Mexico Proposes Border Sales Tax Hike

By Jill Replogle
September 24, 2013
Jorge
Katie Euphrat
Jorge Andrés Velasquez Gomez, from Guadalajara, flew to Tijuana to cross the border and shop at the Las Americas outlet mall in San Ysidro, Calif.

If Mexico’s national congress passes a proposed tax reform package, border residents could start paying a lot more for goods and services.

Or, they could start doing a lot more shopping in the U.S.

Under the reform proposed by Mexican president Enrique Peña Nieto, the sales tax in Mexico’s northern and southern border regions would rise from 11 percent currently to 16 percent.

The rest of Mexico already pays a 16 percent sales tax, but the border region has paid a reduced sales tax since 1980. That’s because it’s assumed that residents of Mexico’s border region will choose to shop across the border — in the U.S. on the northern border — if goods are significantly cheaper there.

U.S. border cities, like San Diego, El Paso and Tucson, all have sales tax rates around 8 percent.

The proposed reform would not affect food or medicine.

Still, Mexican border businesses and economists worry that the reform will have serious negative impacts on the economy of cities like Tijuana.

Noé Arón Fuentes, an economist at the Colegio de la Frontera Norte (COLEF) in Tijuana, recently wrote a paper predicting the reform would cause a 2.2 to 2.6 percent decline in the GDP of Baja California.

Fuentes also predicts that the tax hike burden would fall disproportionately on the shoulders of poor border residents, since they are less likely to have the means and, most importantly, the visa to shop in the U.S.

The proposal to unify Mexico’s sales tax is part of a larger effort to reduce the country’s dependence on revenues from the state-owned oil company, Pemex, and to increase the federal government’s tax income in order to pay for a national pension system and unemployment insurance.

However, opponents of the border region tax hike say the Mexican government could actually collect fewer taxes if border consumers are forced to spend less, or if they opt to shop in the U.S.

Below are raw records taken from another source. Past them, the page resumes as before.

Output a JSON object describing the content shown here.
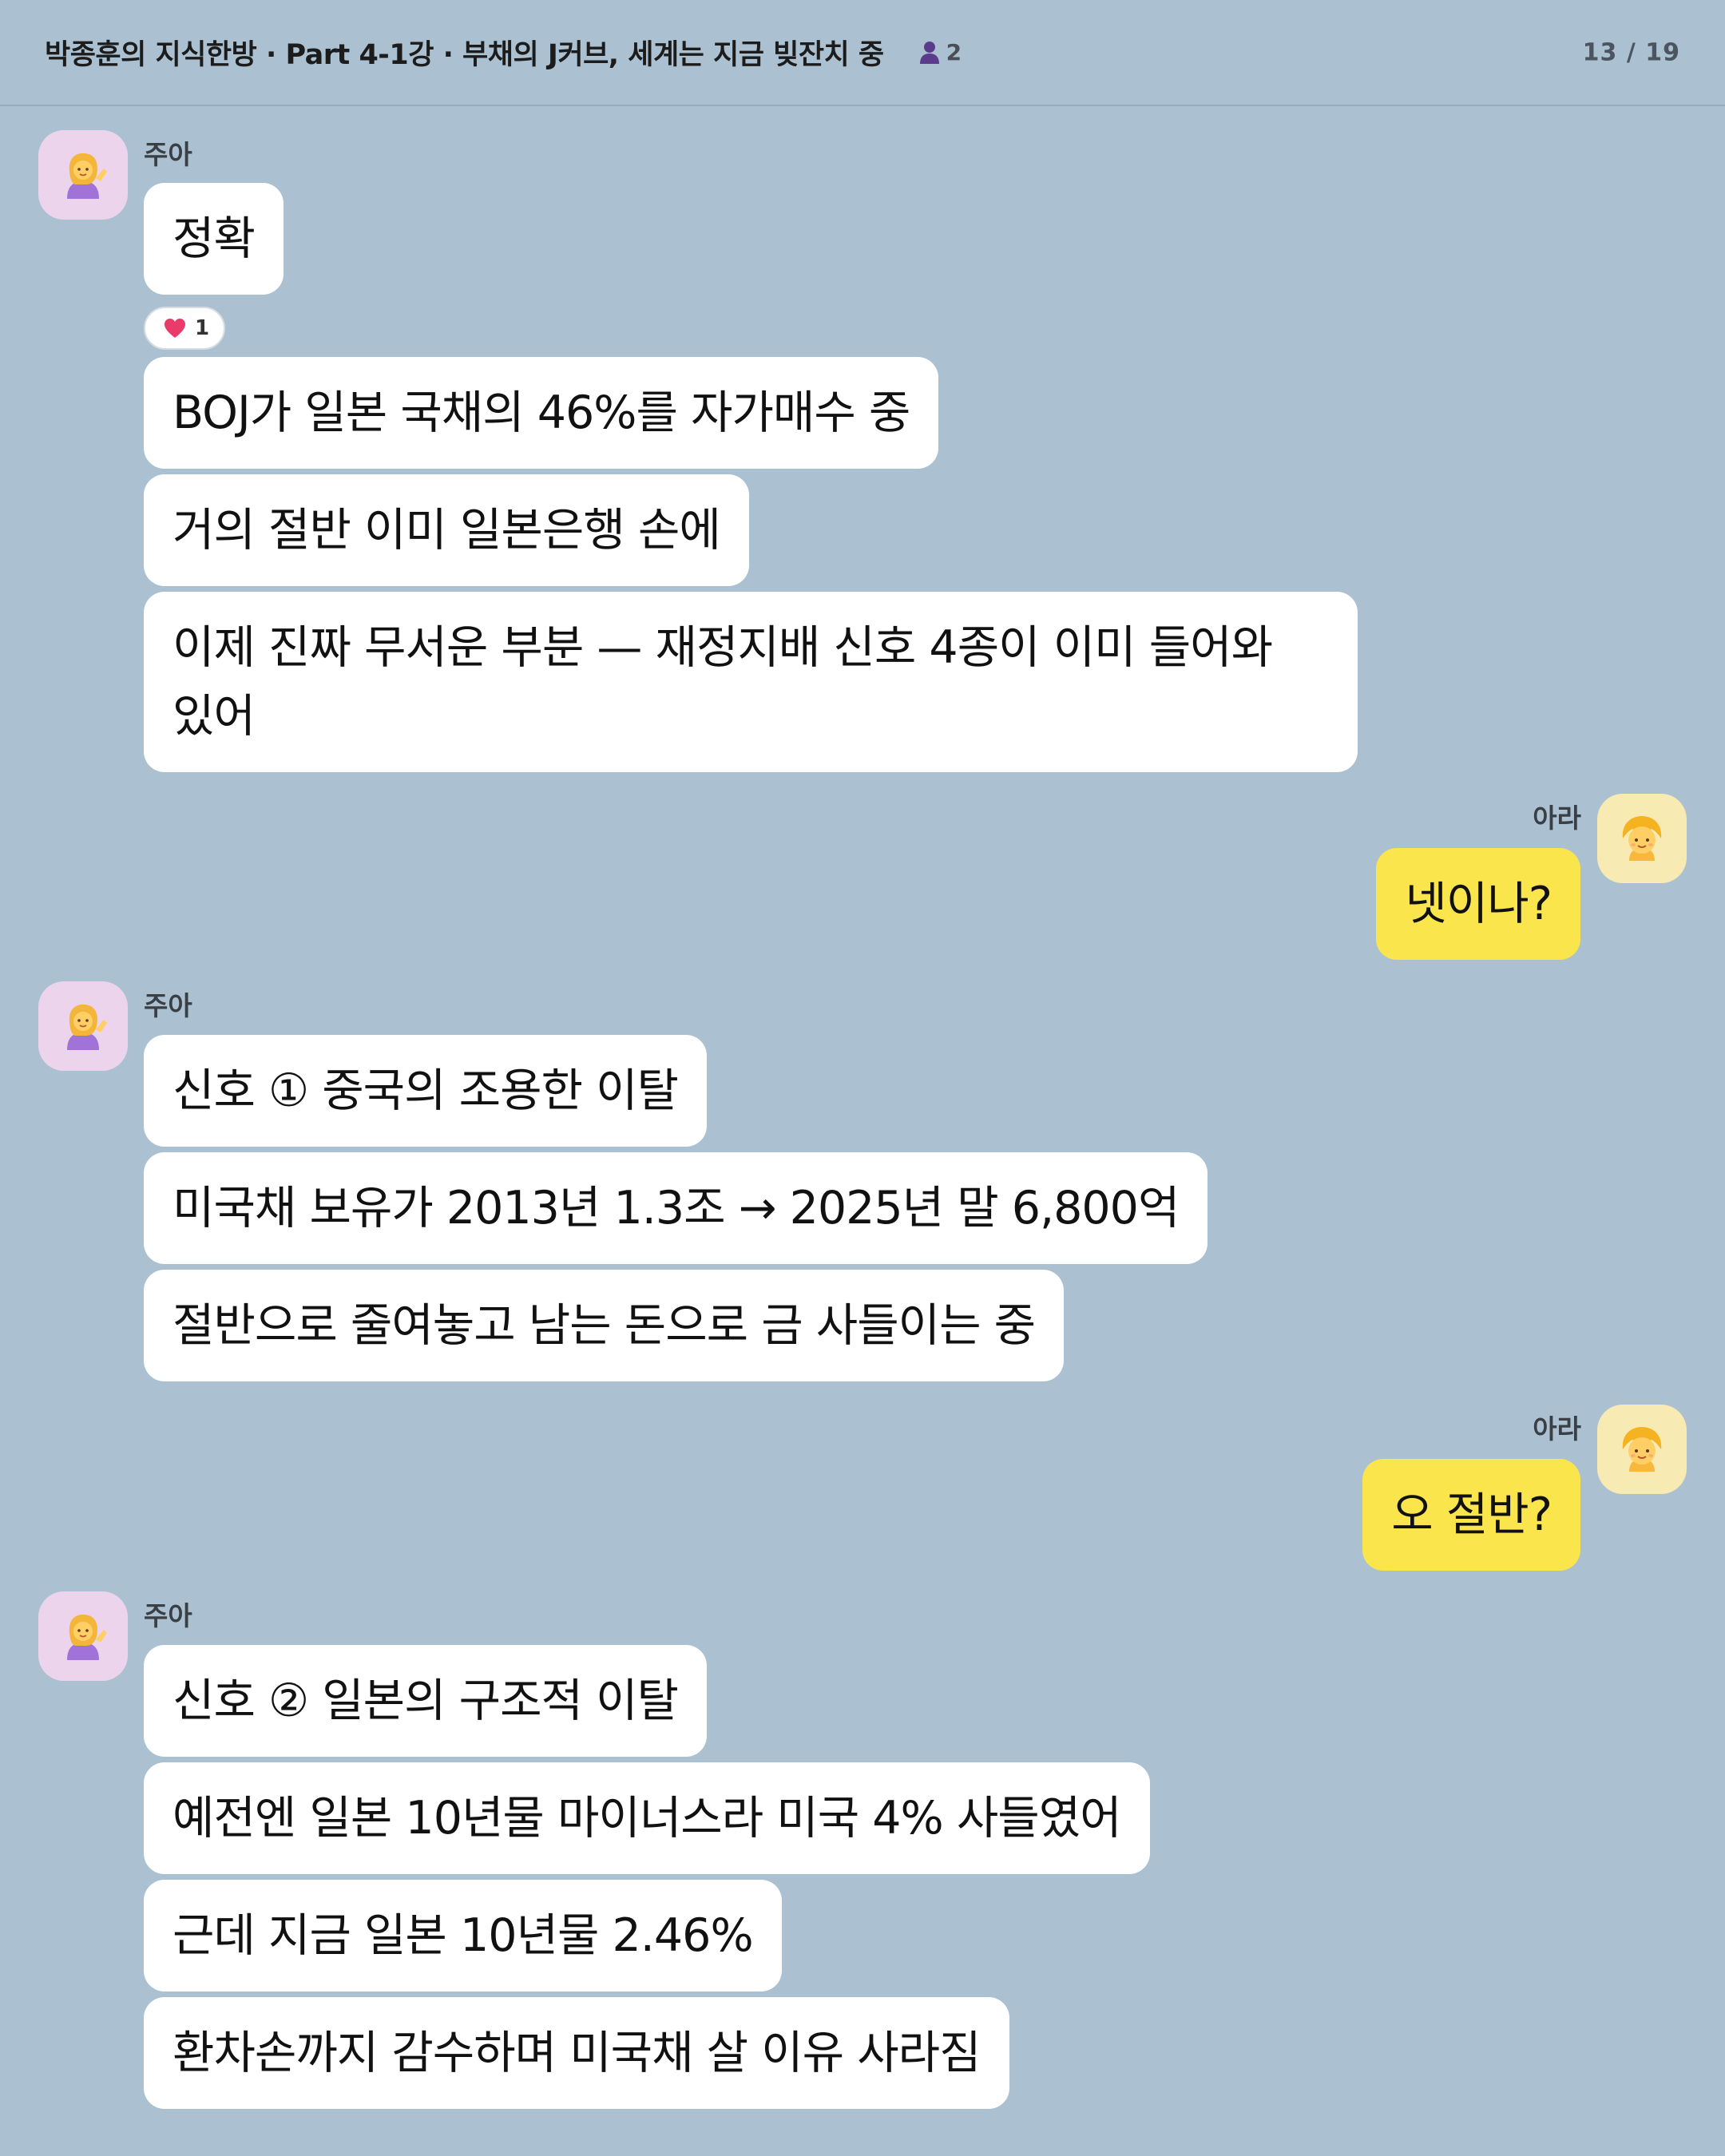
{
  "header": {
    "title": "박종훈의 지식한방 · Part 4-1강 · 부채의 J커브, 세계는 지금 빚잔치 중",
    "member_count": "2",
    "page_indicator": "13 / 19"
  },
  "colors": {
    "background": "#abc1d1",
    "incoming_bubble": "#ffffff",
    "outgoing_bubble": "#fae54d"
  },
  "messages": [
    {
      "sender": "주아",
      "side": "left",
      "avatar_icon": "woman-tipping-hand-icon",
      "bubbles": [
        "정확"
      ],
      "reaction": {
        "icon": "heart-icon",
        "count": "1"
      }
    },
    {
      "sender": "",
      "side": "left",
      "bubbles": [
        "BOJ가 일본 국채의 46%를 자가매수 중",
        "거의 절반 이미 일본은행 손에",
        "이제 진짜 무서운 부분 — 재정지배 신호 4종이 이미 들어와있어"
      ]
    },
    {
      "sender": "아라",
      "side": "right",
      "avatar_icon": "child-face-icon",
      "bubbles": [
        "넷이나?"
      ]
    },
    {
      "sender": "주아",
      "side": "left",
      "avatar_icon": "woman-tipping-hand-icon",
      "bubbles": [
        "신호 ① 중국의 조용한 이탈",
        "미국채 보유가 2013년 1.3조 → 2025년 말 6,800억",
        "절반으로 줄여놓고 남는 돈으로 금 사들이는 중"
      ]
    },
    {
      "sender": "아라",
      "side": "right",
      "avatar_icon": "child-face-icon",
      "bubbles": [
        "오 절반?"
      ]
    },
    {
      "sender": "주아",
      "side": "left",
      "avatar_icon": "woman-tipping-hand-icon",
      "bubbles": [
        "신호 ② 일본의 구조적 이탈",
        "예전엔 일본 10년물 마이너스라 미국 4% 사들였어",
        "근데 지금 일본 10년물 2.46%",
        "환차손까지 감수하며 미국채 살 이유 사라짐"
      ]
    }
  ]
}
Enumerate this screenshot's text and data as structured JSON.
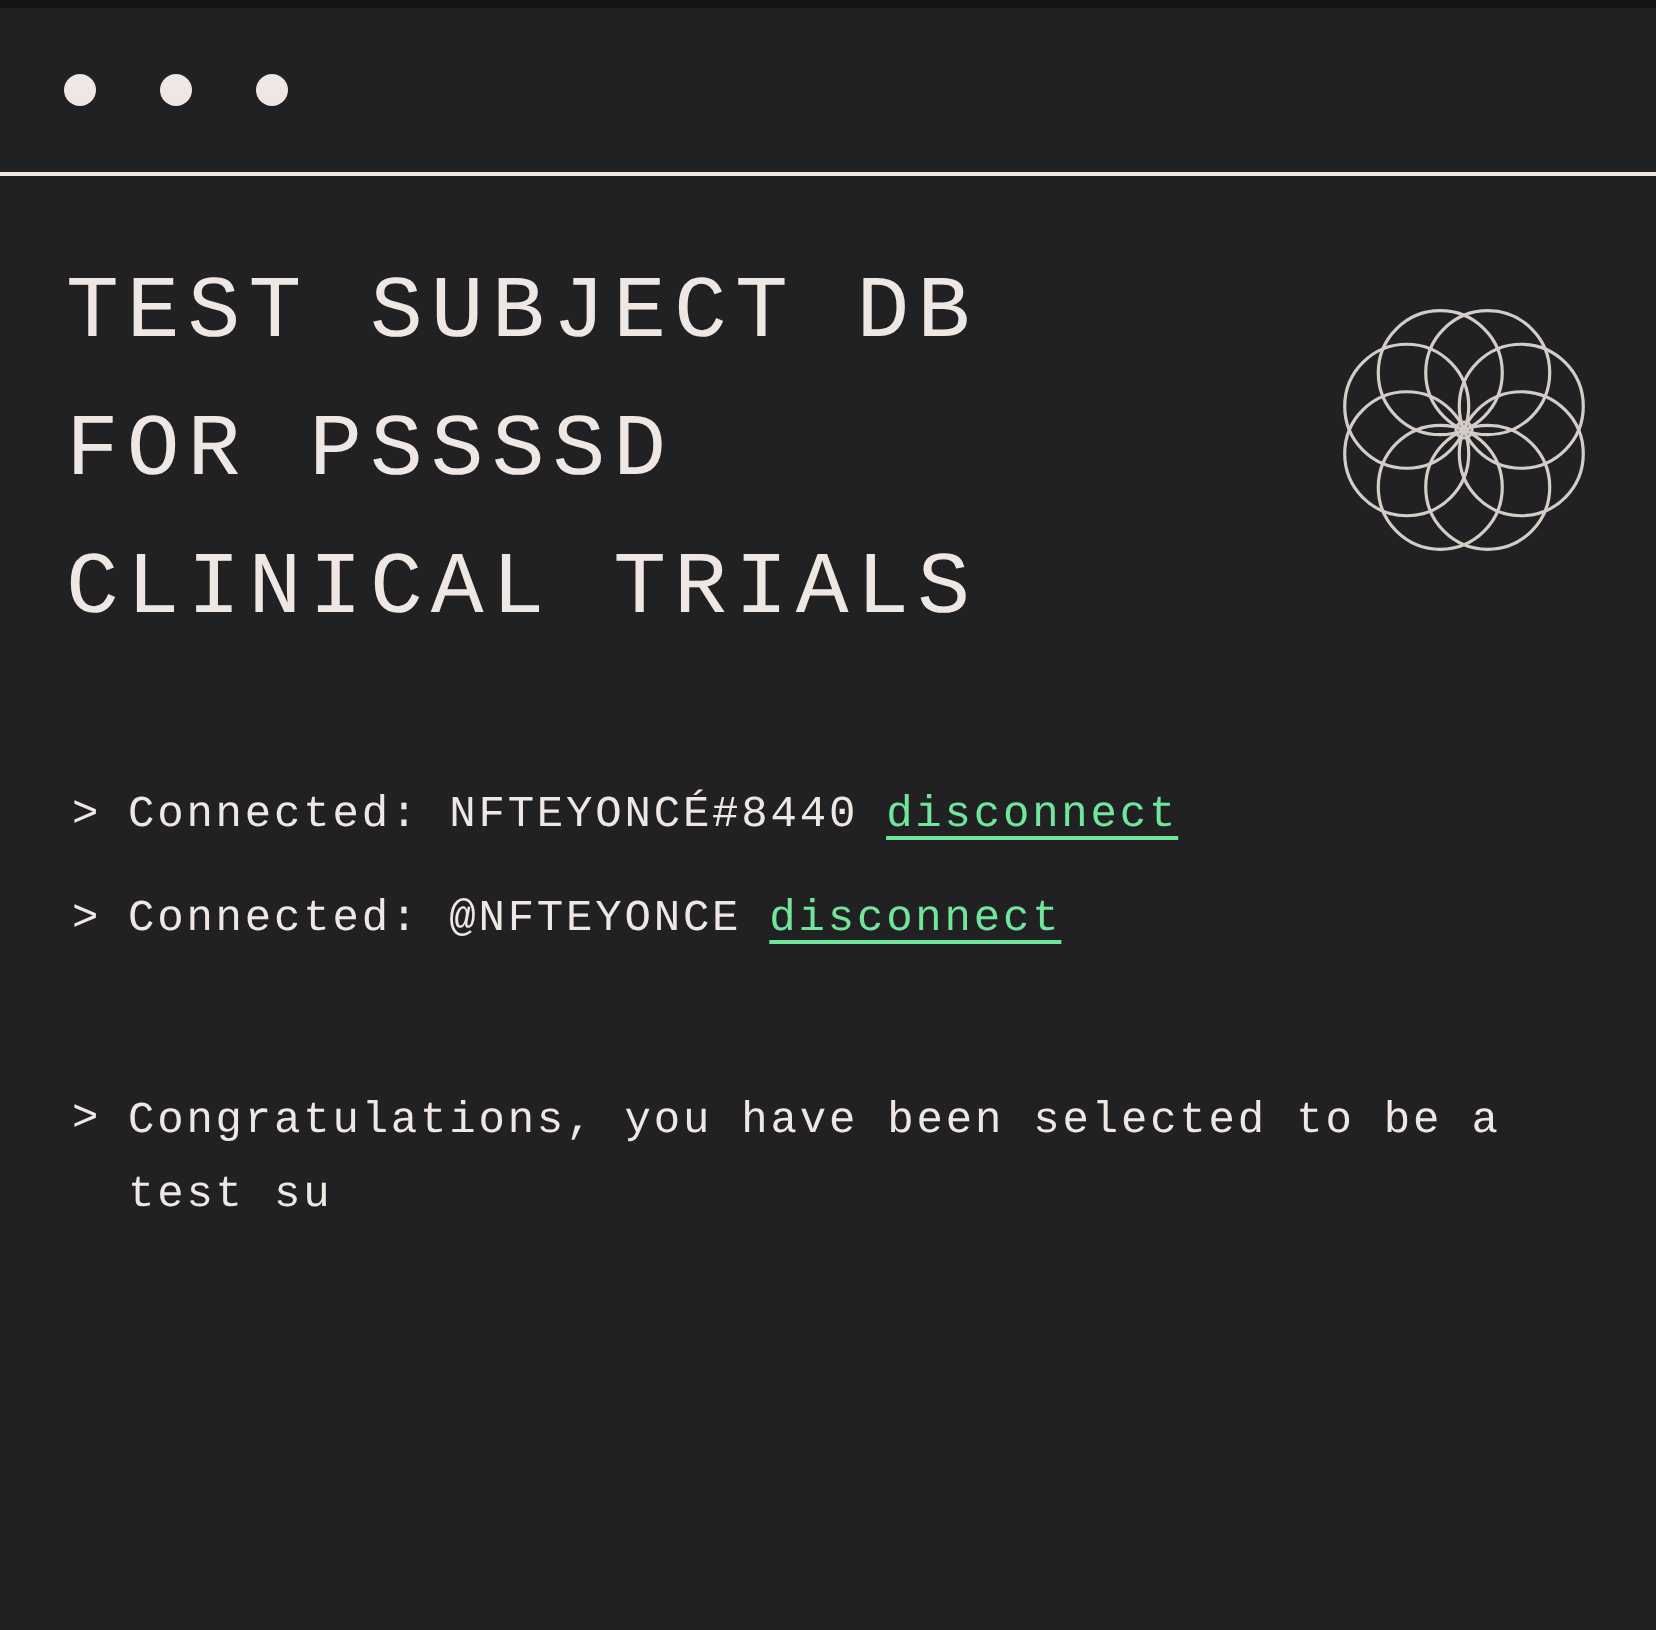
{
  "title_lines": [
    "TEST SUBJECT DB",
    "FOR PSSSSD",
    "CLINICAL TRIALS"
  ],
  "console": [
    {
      "kind": "connection",
      "prompt": ">",
      "text": "Connected: NFTEYONCÉ#8440",
      "link": "disconnect"
    },
    {
      "kind": "connection",
      "prompt": ">",
      "text": "Connected: @NFTEYONCE",
      "link": "disconnect"
    },
    {
      "kind": "message",
      "prompt": ">",
      "text": "Congratulations, you have been selected to be a test su"
    }
  ]
}
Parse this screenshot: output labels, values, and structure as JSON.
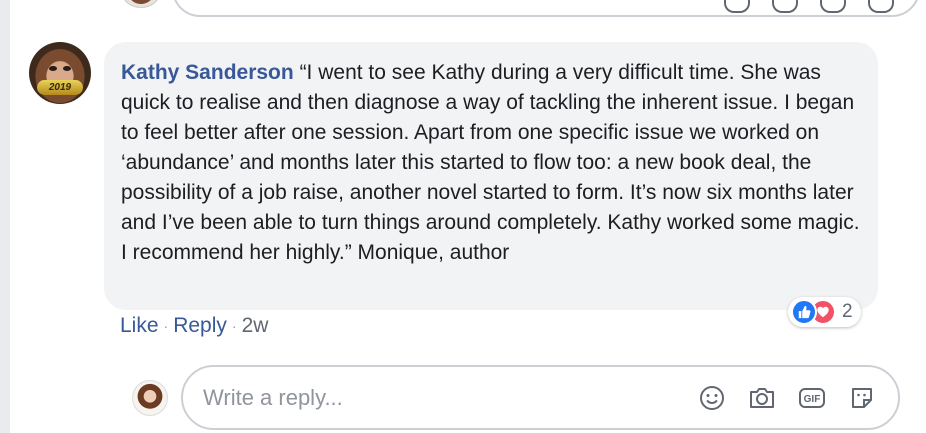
{
  "comment": {
    "author": "Kathy Sanderson",
    "text": "“I went to see Kathy during a very difficult time. She was quick to realise and then diagnose a way of tackling the inherent issue. I began to feel better after one session. Apart from one specific issue we worked on ‘abundance’ and months later this started to flow too: a new book deal, the possibility of a job raise, another novel started to form. It’s now six months later and I’ve been able to turn things around completely. Kathy worked some magic. I recommend her highly.” Monique, author",
    "avatar_badge": "2019",
    "reactions": {
      "icons": [
        "like-icon",
        "love-icon"
      ],
      "count": "2"
    },
    "actions": {
      "like": "Like",
      "reply": "Reply",
      "time": "2w",
      "separator": "·"
    }
  },
  "reply_box": {
    "placeholder": "Write a reply...",
    "icons": [
      "emoji-icon",
      "camera-icon",
      "gif-icon",
      "sticker-icon"
    ]
  },
  "colors": {
    "author_link": "#385898",
    "bubble_bg": "#f2f3f5",
    "like_blue": "#2078f4",
    "love_red": "#f25268"
  }
}
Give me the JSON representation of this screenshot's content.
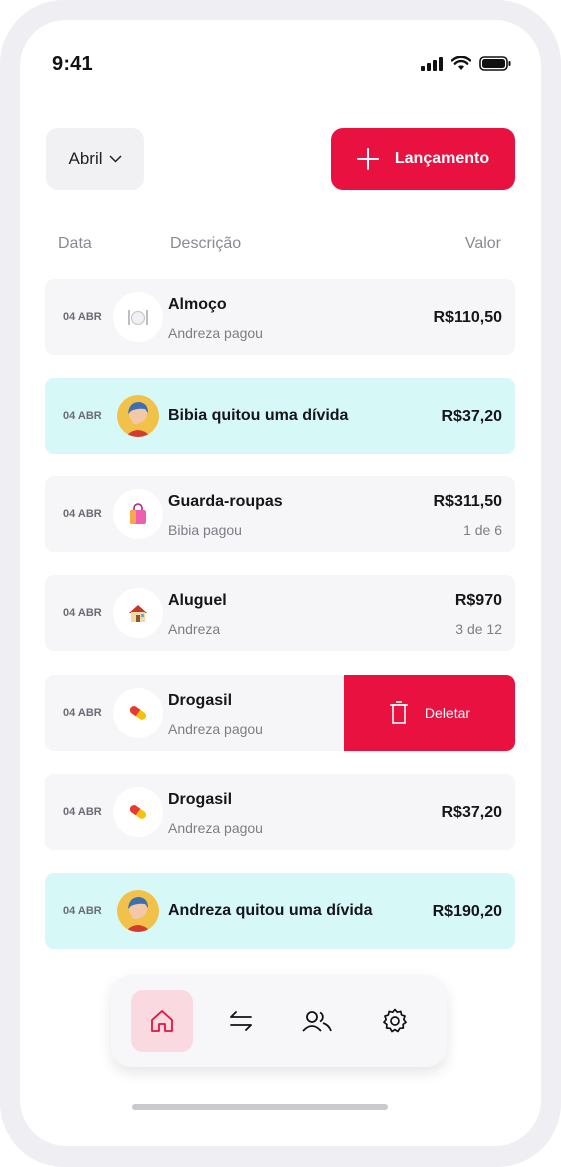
{
  "status_bar": {
    "time": "9:41"
  },
  "header": {
    "month_label": "Abril",
    "add_button_label": "Lançamento"
  },
  "columns": {
    "date": "Data",
    "description": "Descrição",
    "value": "Valor"
  },
  "rows": [
    {
      "date": "04 ABR",
      "icon": "plate-icon",
      "title": "Almoço",
      "subtitle": "Andreza pagou",
      "amount": "R$110,50"
    },
    {
      "date": "04 ABR",
      "icon": "avatar",
      "title": "Bibia quitou uma dívida",
      "amount": "R$37,20"
    },
    {
      "date": "04 ABR",
      "icon": "shopping-bag-icon",
      "title": "Guarda-roupas",
      "subtitle": "Bibia pagou",
      "amount": "R$311,50",
      "installment": "1 de 6"
    },
    {
      "date": "04 ABR",
      "icon": "house-icon",
      "title": "Aluguel",
      "subtitle": "Andreza",
      "amount": "R$970",
      "installment": "3 de 12"
    },
    {
      "date": "04 ABR",
      "icon": "pill-icon",
      "title": "Drogasil",
      "subtitle": "Andreza pagou"
    },
    {
      "date": "04 ABR",
      "icon": "pill-icon",
      "title": "Drogasil",
      "subtitle": "Andreza pagou",
      "amount": "R$37,20"
    },
    {
      "date": "04 ABR",
      "icon": "avatar",
      "title": "Andreza quitou uma dívida",
      "amount": "R$190,20"
    }
  ],
  "swipe_action": {
    "label": "Deletar"
  },
  "nav": {
    "items": [
      "home-icon",
      "transfer-icon",
      "users-icon",
      "settings-icon"
    ],
    "active": "home-icon"
  },
  "colors": {
    "accent": "#e8113f",
    "settle_bg": "#d6f9f7",
    "row_bg": "#f6f6f8"
  }
}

“The federal government is trying to identify more sources of income, and probably did not really stop and reflect about the impacts that it could have,” said Flavio Olivieri, CEO of the Tijuana Economic Development Corp., which promotes business growth in the region.

Olivieri and other Mexican business leaders are lobbying their congressional representatives to get the tax hike removed from the final bill.

Of course, the tax reform could be good news for U.S. businesses in the border region. The San Diego-Tijuana consulting firm, Crossborder Group, estimates that Mexican residents spend a minimum of $3.5 billion annually on shopping trips to San Diego.